Friday, 3 May 2019

Captain Aristide Louis Armand Bruand (1883 – 1917) – French soldier poet

Son of the singer/nightclub owner Aristide Bruant (who used the surname Bruant for his professional name)

Aristide was born in Paris on 3rd May 1883.  His father was Aristide Bruant, the famous Paris night-club owner/singer/songwriter, whose portrait was painted by the French artist Toulouse-Lautrec (see below), and his mother, Marioni, was also a singer.

Aristide Junior was educated at the Stephane Mallarme College and went on to the prestigious French military academy Saint Cyr, after which he was commissioned into a Zouave Regiment.

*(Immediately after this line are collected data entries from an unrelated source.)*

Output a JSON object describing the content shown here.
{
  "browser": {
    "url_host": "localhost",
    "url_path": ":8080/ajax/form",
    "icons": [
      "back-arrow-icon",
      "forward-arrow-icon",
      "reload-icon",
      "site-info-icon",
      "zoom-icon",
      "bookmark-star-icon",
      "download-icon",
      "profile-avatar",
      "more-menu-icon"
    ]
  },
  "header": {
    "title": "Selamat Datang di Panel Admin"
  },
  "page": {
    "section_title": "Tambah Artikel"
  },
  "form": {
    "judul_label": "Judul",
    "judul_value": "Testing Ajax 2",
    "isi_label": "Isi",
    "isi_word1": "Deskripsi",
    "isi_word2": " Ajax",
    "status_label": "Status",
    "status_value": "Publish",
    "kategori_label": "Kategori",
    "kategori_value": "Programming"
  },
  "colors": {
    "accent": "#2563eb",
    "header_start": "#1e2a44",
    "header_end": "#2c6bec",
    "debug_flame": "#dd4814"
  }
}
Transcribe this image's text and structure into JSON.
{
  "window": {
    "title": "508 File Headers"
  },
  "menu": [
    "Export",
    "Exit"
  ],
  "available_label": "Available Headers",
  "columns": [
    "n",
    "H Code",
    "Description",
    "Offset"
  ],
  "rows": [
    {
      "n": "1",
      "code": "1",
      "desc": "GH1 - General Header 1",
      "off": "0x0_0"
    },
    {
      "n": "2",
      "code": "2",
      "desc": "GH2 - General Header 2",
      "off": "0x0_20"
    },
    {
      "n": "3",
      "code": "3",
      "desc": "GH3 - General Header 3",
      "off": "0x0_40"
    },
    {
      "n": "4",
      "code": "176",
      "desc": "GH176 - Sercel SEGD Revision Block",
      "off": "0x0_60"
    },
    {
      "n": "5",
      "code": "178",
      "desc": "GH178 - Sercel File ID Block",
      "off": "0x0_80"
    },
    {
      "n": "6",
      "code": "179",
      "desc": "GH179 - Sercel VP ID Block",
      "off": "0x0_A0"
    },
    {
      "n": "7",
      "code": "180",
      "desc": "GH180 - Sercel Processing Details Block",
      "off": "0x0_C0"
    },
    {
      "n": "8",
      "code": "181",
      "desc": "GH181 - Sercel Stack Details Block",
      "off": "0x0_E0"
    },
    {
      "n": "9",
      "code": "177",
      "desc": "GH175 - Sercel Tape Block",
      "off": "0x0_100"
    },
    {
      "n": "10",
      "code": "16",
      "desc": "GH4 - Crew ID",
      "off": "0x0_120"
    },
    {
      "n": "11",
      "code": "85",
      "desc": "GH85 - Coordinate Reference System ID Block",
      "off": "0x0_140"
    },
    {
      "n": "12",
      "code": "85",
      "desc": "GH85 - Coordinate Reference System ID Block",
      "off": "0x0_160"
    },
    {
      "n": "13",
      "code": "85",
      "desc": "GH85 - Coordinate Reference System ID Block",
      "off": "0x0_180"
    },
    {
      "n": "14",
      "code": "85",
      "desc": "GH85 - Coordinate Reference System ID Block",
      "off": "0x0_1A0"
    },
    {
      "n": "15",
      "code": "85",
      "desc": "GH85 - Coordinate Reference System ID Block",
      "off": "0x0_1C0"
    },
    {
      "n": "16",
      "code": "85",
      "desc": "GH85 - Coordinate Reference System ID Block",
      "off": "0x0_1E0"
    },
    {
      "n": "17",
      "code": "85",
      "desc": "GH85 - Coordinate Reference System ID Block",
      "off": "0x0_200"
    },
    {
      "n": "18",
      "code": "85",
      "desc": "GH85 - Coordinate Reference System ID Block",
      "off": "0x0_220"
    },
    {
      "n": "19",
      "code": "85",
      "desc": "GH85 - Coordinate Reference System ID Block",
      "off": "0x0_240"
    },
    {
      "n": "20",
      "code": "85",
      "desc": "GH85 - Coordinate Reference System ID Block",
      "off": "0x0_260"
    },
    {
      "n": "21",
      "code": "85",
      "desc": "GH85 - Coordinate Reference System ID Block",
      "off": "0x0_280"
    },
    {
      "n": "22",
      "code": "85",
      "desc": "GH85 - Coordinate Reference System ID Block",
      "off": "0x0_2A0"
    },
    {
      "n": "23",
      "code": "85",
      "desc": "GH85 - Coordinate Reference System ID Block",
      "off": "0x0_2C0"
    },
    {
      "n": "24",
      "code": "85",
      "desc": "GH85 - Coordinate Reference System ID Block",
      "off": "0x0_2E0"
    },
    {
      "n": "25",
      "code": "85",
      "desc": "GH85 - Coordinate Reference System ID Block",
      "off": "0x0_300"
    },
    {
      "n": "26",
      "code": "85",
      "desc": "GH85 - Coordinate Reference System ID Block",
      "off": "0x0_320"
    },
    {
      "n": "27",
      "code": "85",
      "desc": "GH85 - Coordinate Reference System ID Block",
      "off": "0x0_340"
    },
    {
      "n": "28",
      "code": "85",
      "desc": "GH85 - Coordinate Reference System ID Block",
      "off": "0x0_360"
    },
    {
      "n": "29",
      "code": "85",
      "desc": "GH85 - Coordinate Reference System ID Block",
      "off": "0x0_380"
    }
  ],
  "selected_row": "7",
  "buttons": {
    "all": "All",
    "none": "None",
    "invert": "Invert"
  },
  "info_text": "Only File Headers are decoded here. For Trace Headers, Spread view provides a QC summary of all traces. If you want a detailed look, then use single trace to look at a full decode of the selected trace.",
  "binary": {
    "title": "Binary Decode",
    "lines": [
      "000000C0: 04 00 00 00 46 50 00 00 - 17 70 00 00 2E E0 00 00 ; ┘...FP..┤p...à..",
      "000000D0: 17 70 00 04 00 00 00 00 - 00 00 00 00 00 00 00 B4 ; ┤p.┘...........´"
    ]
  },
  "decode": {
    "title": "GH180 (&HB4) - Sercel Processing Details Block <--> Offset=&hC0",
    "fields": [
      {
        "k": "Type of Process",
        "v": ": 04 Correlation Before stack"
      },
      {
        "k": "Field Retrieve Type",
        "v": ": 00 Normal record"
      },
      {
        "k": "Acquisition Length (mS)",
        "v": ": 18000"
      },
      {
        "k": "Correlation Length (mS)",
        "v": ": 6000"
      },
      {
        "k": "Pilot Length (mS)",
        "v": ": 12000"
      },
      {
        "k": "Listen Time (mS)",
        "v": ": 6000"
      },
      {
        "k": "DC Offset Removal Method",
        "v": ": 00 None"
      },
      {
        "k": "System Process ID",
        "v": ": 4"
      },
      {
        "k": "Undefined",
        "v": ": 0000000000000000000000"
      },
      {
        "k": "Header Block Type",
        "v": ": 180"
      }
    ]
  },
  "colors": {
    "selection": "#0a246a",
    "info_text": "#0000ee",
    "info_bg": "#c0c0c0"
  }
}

During the First World War, Aristide Jnr. served on the Western Front and was wounded in October 1914 while fighting near Boureilles.  He was wounded again at Longuyon and then, more seriously, at Noyers, where he was Mentioned in Despatches.  He was made a Chevalier of the Legion d’Honneur and received the Croix de Guerre avec Palme.

On 16th April 1917, Aristide was in charge of a Machine Gun Battalion when he was killed on the Craonne Plateau, Chemin des Dames, Aisne. His body was not recovered for six months.


J’ai voulu sur le bord de sentes
Au plus profond de la forêt,
Surprendre l’émouvant secret
Des fleurs en la mousse naissantes ...

Questionneur aux regards fous,
Nous ne sommes, sans nul mystère,
Rien qu’un sourire de la Terre ...
Que veux-tu connaître de nous ?...

Nous n’avons que la poésie
De nos parfums et de nos tons
Et l’âme que nous possédons
Naît de la seule fantaisie...

Vous poussez trop près des chemins,
Pauvres fleurs que tout le monde aime,
Vous servez trop souvent d’emblème
Et vous passez en trop de mains...

Mais je connais des fleurs de flamme
Faites de nuit, d’or et de sang,
Et, sous leur coloris puissant,
J’ai senti palpiter une âme ...

Toutes gardent, d’avoir été
Le reflet des âmes ardentes
Qui les eurent pour confidentes,
Une impérissable beauté ...

Ces fleurs-là sont les fleurs sacrées
Qui, loin des chemins, à l’écart,
Comme de belles oeuvres d’art,
Gagnent encor d’être ignorées.”

Note:  The spelling ‘encor’ is a frquent poetic license, if followed by a consonant.

With thanks to the late Pierre Virey for finding me a poem by Captain Bruand.  Pierre Virey’s legacy is a vast collection of WW1 poetry from many different countries, which he translated into French.

Here is my humble English translation of Aristide's poem:

 “The Soul of Flowers” (1911)

Along the footpaths
In the heart of the forest
I tried to discover the deepest
Secret of the flowers blooming in the moss

You, the questioner with the crazy look,
There is no mystery about us,
We are but one of earth’s smiles …
What do you wish to know about us?

All we have is the poetry
Of our scents and our colours
Any soul we posess
Is born from sheer fantasy…

You grow too close to the footpaths
Poor flowers that everyone loves
Too often you are used as a symbol
And too many hands pick you…

But I know of flowers made of flames
Forged during the night from gold and blood
And, beneath their pulsing colours
I felt a soul beating…

They all retain a reflection
Of the passionate souls
Who told them their secrets,
A lasting beauty …

Those are the sacred flowers
That, far from footpaths
Are out of sight, hidden
And, like beautiful works of art,
They grow in beauty when no one sees them.